According to sources, Santiago seemed agitated and incoherent during that interview, and it seemed obvious that he was suffering from a mental disorder. But not severe enough, evidently, to prohibit him from taking a gun along with him for the flight from Alaska to Florida.
After the November contact, the FBI called local authorities who took custody of him and brought him to a local hospital "for a welfare check."
According to his brother, he had been receiving psychological treatment, but it isn't clear if he was receiving anti-psychotic medication(s) for his schizophrenia, are just a good talking to.
The sources said that the November incident prompted the FBI to open an investigation on him that led to family interviews, database checks and an interagency interview. It was believed (by James Comey) that there wasn't enough credible information to commit Santiago or indict him for anything because no prosecutor would go forward with the case.
Yet, in recent years, Santiago had a series of incidents with the law.
Not quite one year ago, he was charged with fourth degree assault and damage of property in Anchorage where he lived from 2014 to 2016. (The fact that he never wore a winter coat should have alerted authorities, but that's another story.) One of the charges was dismissed by the local prosecutor two months later.
One of the charges may have been related to domestic violence but the case was resolved after Santiago agreed to enter an agreement of deferred prosecution. The charges were dismissed by the state prosecutor in exchange for completion of requirements.
Santiago served in the Puerto Rico National Guard and the Army Reserves prior to serving in the Alaska Army National Guard and was honorably discharged four months ago from his last post at Fort Greely, Arkansas as a Private First Class. He served 2 years in Iraq after which he started acting strangely, according to an aunt in Hudson County, NJ.
Santiago has a concealed carry permit and properly checked in his weapon prior to boarding--he evidently didn't want to get into any trouble. Maybe his becoming a dad this year cooled his jets until he landed in one in Florida today.
So did Esteban Santiago think he was somehow fighting for ISIS?

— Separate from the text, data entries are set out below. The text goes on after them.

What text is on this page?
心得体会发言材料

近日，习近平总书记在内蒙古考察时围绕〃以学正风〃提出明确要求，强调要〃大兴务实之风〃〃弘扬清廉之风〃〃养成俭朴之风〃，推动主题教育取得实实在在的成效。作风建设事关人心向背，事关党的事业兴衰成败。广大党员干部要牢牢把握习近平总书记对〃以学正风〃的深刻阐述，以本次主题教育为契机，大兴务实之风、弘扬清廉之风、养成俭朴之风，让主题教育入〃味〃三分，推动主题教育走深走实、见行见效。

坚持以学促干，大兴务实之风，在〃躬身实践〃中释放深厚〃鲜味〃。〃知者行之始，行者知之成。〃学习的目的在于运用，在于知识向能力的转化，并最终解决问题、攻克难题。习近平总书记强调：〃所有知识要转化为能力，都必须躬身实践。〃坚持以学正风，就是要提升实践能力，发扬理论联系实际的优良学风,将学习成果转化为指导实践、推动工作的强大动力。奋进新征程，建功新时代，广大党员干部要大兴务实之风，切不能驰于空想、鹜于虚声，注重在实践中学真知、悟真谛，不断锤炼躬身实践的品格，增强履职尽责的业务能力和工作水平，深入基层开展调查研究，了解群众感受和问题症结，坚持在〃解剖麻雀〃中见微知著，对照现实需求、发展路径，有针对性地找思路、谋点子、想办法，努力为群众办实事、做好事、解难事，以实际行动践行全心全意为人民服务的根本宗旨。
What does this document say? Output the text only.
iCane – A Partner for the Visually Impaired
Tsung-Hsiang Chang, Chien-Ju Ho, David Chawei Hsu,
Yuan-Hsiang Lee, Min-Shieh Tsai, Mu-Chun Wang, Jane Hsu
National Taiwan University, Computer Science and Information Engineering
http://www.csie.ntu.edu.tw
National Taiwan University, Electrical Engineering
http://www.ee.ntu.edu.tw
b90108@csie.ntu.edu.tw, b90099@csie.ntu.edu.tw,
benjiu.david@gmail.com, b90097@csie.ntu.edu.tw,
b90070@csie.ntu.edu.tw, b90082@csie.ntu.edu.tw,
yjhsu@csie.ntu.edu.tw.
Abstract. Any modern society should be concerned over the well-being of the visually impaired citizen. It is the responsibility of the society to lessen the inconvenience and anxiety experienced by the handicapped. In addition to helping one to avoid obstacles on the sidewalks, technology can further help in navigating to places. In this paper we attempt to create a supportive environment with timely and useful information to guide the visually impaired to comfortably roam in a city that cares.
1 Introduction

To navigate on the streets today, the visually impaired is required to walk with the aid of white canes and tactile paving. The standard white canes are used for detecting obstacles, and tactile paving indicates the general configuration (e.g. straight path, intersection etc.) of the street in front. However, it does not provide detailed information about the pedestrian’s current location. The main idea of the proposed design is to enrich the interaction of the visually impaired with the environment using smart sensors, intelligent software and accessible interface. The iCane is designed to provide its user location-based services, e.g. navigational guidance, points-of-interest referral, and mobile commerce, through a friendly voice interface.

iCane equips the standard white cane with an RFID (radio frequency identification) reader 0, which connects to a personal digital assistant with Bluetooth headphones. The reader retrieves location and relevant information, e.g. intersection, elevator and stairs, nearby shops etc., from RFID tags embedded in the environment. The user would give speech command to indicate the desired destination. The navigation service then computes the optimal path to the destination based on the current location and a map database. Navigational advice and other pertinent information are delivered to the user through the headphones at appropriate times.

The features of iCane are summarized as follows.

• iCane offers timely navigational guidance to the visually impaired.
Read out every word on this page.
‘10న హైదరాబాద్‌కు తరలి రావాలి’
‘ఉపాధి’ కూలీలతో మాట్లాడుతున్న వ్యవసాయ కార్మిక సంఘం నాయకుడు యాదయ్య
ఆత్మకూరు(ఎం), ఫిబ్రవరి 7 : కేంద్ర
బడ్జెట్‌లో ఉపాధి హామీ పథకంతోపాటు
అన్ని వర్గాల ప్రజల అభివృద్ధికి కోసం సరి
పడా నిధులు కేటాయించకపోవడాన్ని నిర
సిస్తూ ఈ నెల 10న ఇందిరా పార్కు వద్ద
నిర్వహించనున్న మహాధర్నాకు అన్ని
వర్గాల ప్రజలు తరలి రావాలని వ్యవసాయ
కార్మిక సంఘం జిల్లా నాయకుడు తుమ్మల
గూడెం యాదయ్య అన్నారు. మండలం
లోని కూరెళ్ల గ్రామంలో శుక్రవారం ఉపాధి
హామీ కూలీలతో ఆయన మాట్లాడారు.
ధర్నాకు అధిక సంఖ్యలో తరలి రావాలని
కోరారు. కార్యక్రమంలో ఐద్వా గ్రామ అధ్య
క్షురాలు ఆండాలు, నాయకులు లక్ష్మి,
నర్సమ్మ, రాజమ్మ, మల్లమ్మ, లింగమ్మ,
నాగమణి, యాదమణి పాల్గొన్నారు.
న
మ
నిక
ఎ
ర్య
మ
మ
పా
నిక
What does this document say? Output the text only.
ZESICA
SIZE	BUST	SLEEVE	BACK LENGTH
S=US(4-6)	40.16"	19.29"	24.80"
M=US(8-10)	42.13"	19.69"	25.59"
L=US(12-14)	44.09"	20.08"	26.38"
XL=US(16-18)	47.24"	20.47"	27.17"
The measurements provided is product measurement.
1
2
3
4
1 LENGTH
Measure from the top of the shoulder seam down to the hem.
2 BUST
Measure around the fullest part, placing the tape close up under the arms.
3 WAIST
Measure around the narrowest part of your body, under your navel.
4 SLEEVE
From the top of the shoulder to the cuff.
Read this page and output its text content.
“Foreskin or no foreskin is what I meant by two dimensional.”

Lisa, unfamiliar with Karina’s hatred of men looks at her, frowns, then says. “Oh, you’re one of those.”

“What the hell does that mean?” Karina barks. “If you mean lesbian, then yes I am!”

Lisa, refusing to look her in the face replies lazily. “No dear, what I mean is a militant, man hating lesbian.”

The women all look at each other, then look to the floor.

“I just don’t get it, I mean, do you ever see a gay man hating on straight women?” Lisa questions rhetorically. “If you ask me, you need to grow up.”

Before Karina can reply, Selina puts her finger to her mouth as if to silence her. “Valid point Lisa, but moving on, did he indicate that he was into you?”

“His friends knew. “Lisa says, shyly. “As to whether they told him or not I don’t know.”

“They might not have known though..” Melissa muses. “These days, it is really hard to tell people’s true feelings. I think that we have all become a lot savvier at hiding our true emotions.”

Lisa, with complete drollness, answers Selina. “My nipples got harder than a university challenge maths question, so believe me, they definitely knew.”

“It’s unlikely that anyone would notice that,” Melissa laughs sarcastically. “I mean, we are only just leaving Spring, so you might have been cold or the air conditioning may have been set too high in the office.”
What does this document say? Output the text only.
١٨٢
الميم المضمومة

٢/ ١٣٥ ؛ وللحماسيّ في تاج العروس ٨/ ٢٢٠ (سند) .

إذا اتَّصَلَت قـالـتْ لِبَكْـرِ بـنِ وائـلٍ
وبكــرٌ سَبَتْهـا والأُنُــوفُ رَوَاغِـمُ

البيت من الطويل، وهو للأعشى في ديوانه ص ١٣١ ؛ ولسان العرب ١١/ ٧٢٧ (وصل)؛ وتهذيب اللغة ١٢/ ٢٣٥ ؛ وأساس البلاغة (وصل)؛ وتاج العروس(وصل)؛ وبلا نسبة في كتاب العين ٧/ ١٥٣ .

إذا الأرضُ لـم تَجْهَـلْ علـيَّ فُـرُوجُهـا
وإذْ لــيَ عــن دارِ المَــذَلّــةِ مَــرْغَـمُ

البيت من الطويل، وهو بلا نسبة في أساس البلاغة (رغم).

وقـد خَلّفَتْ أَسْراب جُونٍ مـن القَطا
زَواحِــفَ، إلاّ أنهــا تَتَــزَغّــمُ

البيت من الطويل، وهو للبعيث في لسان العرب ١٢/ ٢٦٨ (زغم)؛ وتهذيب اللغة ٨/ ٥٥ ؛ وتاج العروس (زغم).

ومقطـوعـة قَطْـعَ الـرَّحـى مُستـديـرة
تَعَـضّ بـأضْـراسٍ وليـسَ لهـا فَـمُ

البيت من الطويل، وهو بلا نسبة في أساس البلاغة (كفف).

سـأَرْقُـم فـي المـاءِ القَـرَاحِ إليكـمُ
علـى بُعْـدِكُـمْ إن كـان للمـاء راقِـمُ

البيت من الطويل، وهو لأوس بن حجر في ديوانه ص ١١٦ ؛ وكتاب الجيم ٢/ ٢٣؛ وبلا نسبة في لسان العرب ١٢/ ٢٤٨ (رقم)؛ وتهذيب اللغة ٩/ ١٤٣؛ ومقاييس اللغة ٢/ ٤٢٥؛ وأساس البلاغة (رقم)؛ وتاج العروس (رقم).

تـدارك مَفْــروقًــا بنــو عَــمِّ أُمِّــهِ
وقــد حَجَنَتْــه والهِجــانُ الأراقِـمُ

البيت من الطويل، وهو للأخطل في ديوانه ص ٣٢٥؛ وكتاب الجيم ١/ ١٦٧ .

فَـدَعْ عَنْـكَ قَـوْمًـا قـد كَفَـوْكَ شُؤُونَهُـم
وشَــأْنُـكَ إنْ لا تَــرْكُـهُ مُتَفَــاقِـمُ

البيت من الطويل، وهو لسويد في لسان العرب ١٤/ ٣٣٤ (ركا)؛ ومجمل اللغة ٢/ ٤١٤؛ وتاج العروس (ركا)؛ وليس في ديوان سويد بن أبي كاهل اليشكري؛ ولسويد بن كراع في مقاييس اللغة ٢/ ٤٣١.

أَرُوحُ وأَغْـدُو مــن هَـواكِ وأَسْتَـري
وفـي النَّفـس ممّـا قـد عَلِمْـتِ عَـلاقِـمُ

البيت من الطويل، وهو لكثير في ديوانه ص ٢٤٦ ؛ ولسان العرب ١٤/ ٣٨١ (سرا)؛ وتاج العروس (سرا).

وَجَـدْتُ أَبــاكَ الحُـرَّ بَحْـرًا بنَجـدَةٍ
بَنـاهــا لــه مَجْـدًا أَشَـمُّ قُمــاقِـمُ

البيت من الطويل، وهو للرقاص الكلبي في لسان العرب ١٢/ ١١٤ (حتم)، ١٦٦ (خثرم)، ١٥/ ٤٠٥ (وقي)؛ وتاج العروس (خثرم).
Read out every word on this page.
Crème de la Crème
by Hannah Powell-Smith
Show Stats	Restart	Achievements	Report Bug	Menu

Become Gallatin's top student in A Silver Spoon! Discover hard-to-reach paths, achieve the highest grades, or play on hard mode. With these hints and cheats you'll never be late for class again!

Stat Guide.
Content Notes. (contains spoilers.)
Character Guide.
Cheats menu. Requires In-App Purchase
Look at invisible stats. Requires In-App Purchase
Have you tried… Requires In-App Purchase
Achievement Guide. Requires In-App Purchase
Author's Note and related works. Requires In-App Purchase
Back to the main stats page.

Santiago is behind bars and faces federal charges, the FBI announced Saturday. The official charges will be announced later in the day. The Special Agent in the case is George Piro who said that the suspect was questioned for hours and they have looked into his social media footprint and where he has traveled in the past.
Terrorism may have been a "potential motivation" for the attack, Piro said, and the FBI hasn't ruled anything out. "The indications are he came here to carry out this horrific attack," Piro said.
Santiago was not on any no-fly list, according to the FBI. Just because he approached them in Anchorage and told them an intelligence agency made him watch ISIS videos is no reason to put him on any no-fly list.
The suspect used a 9 mm semi-automatic handgun in the attack, Piro said. (I'm guessing Glock.)
One update has been made thus far: Broward County Sheriff Scott Israel said that 6 people, not 8, were wounded as originally reported. Three were in ICU and three were in good condition.
Santiago has a history of mental health problems, some of which came after he served in Iraq. He was receiving psychological treatment in Alaska, but nothing, it seems, was enough to put him on a no-fly list, and nobody worried that he took along a gun in his suitcase.
But I bet they checked his shampoo bottle and shoes.